Unfortunately, prices of things had skyrocketed after
the war, meaning many of these ex-soldiers couldn’t afford fences to keep the
birds out. Being soldiers, they grabbed their guns and started shooting the
birds. Some 3000 emus were killed in 1928.
However, despite these killings, by 1932, an estimated
20,000 emus invaded the farmers’ fields and the bountiful food supply they
provided. The farmers knew they had to do something. The usual way to lodge a
complaint about farming conditions would have been to appeal to the Minister of
Agriculture. The ex-soldier farmers didn’t trust the Minister of Agriculture,
though, so they approached the Minister of Defence instead, who more or less
declared war on the birds. He granted the farmers the use of two Lewis machine
guns and 10,000 bullets, plus the expertise of two gunners and Major G.P.W.
Meredith. Given these resources, this was sure to be an easy victory.
Meredith led the assault on the emus, only to find
that the enemy was quick and cunning. Emus enjoyed the shade of nearby trees
when they weren’t chomping on the wheat crops, and with the vegetative cover,
the gunners couldn’t get a clean shot.

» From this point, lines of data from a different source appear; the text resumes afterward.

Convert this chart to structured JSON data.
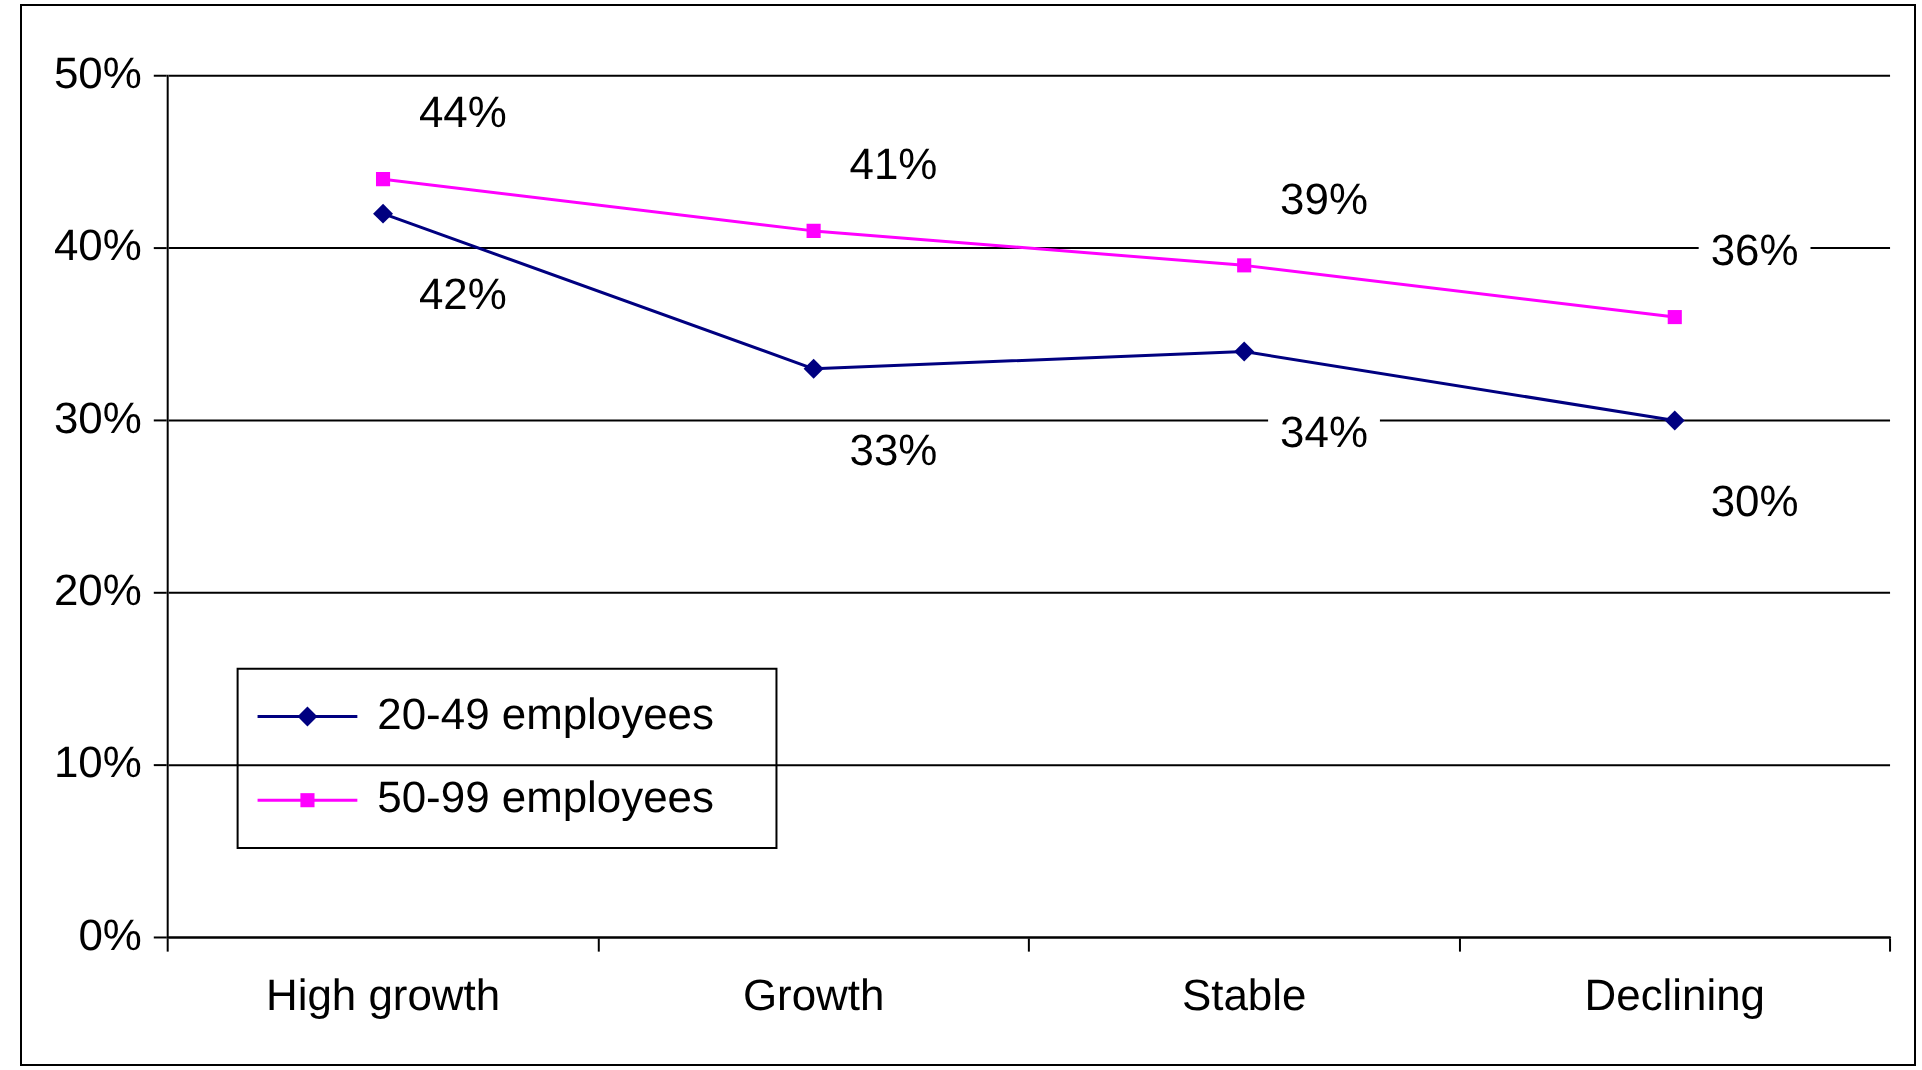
{
  "chart_data": {
    "type": "line",
    "categories": [
      "High growth",
      "Growth",
      "Stable",
      "Declining"
    ],
    "series": [
      {
        "name": "20-49 employees",
        "color": "#000080",
        "values": [
          42,
          33,
          34,
          30
        ],
        "value_labels": [
          "42%",
          "33%",
          "34%",
          "30%"
        ],
        "marker": "diamond"
      },
      {
        "name": "50-99 employees",
        "color": "#ff00ff",
        "values": [
          44,
          41,
          39,
          36
        ],
        "value_labels": [
          "44%",
          "41%",
          "39%",
          "36%"
        ],
        "marker": "square"
      }
    ],
    "ylim": [
      0,
      50
    ],
    "yticks": [
      {
        "value": 0,
        "label": "0%"
      },
      {
        "value": 10,
        "label": "10%"
      },
      {
        "value": 20,
        "label": "20%"
      },
      {
        "value": 30,
        "label": "30%"
      },
      {
        "value": 40,
        "label": "40%"
      },
      {
        "value": 50,
        "label": "50%"
      }
    ],
    "grid": "y",
    "legend": "bottom left",
    "line_style": "solid"
  }
}
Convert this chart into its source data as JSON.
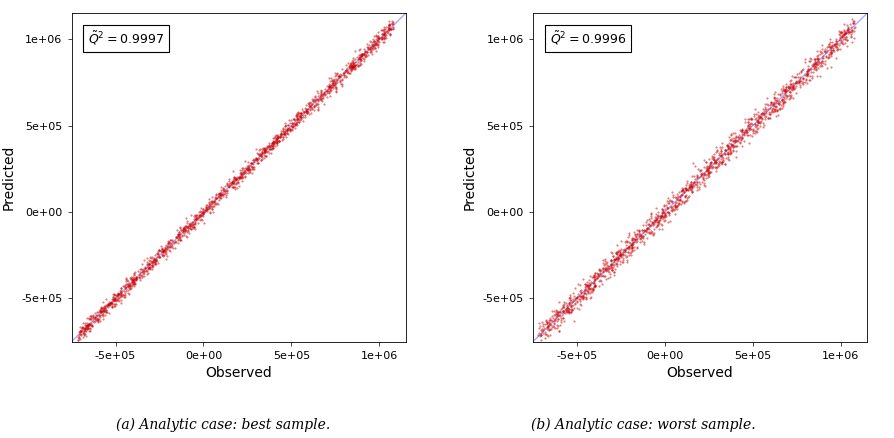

In addition, after a few battles, the
emus seemed to work out the range of the guns—they always stayed just out of
that range.
One of the first battles ended in a spectacular
failure on the part of the Australian farmer-soldiers. About 100 emus had
gathered in one place, and the soldiers decided to ambush them with one machine
gun, thinking that they could take care of most of them pretty quickly. After about
a dozen bullets fired, the machine gun jammed, giving the birds ample
opportunity to run off, escaping to fight another day.
When Meredith and his Merry Men realized how fast the
emus could run, they had the idea to attach a machine gun on the back of a
moving vehicle and chase after them. Again, this tactic failed. The gunman was
too busy attempting to hold on to shoot the gun. The emus raced to the relative
safety of the trees, regrouped, and scattered. Even if the gunner had been able
to shoot, the vehicle would only be able to chase after one bird at a time,
making it impossible to kill off a large number of birds at once. Not a single
bird was killed using this tactic.
The end result of the war was arguably that the emus
won via outlasting the humans. While there were no human casualties, only 986
of the roughly 20,000 emus were killed, and 9,860 bullets had been used up.
With an exact 10-1 ratio of bullets to dead emu, the soldiers and the
government were rightly embarrassed by the whole event and refused to repeat
the experiment in later years. Someone asked in parliament whether or not
medals would be given out for this war—another noted that medals should be
given to the emus, who had “won every round so far.”
Major Meredith went on to attest that the birds could
take several bullets without batting an eyelash. In fact, one bird was hit by a
truck some days after the initial shooting. The truck killed it, but when the
emu was examined they found five bullets in it. Meredith is on record as saying,
If
we had a military division with the bullet-carrying capacity of these birds, it
would face any army in the world. They could face machine guns with the
invulnerability of tanks. They are like Zulus, whom even dum dum bullets would
not stop.
The emus did wander off eventually, but that was
because the wheat was harvested and they had little left to eat—not because
they couldn’t stand up to the might of man and his machine gun.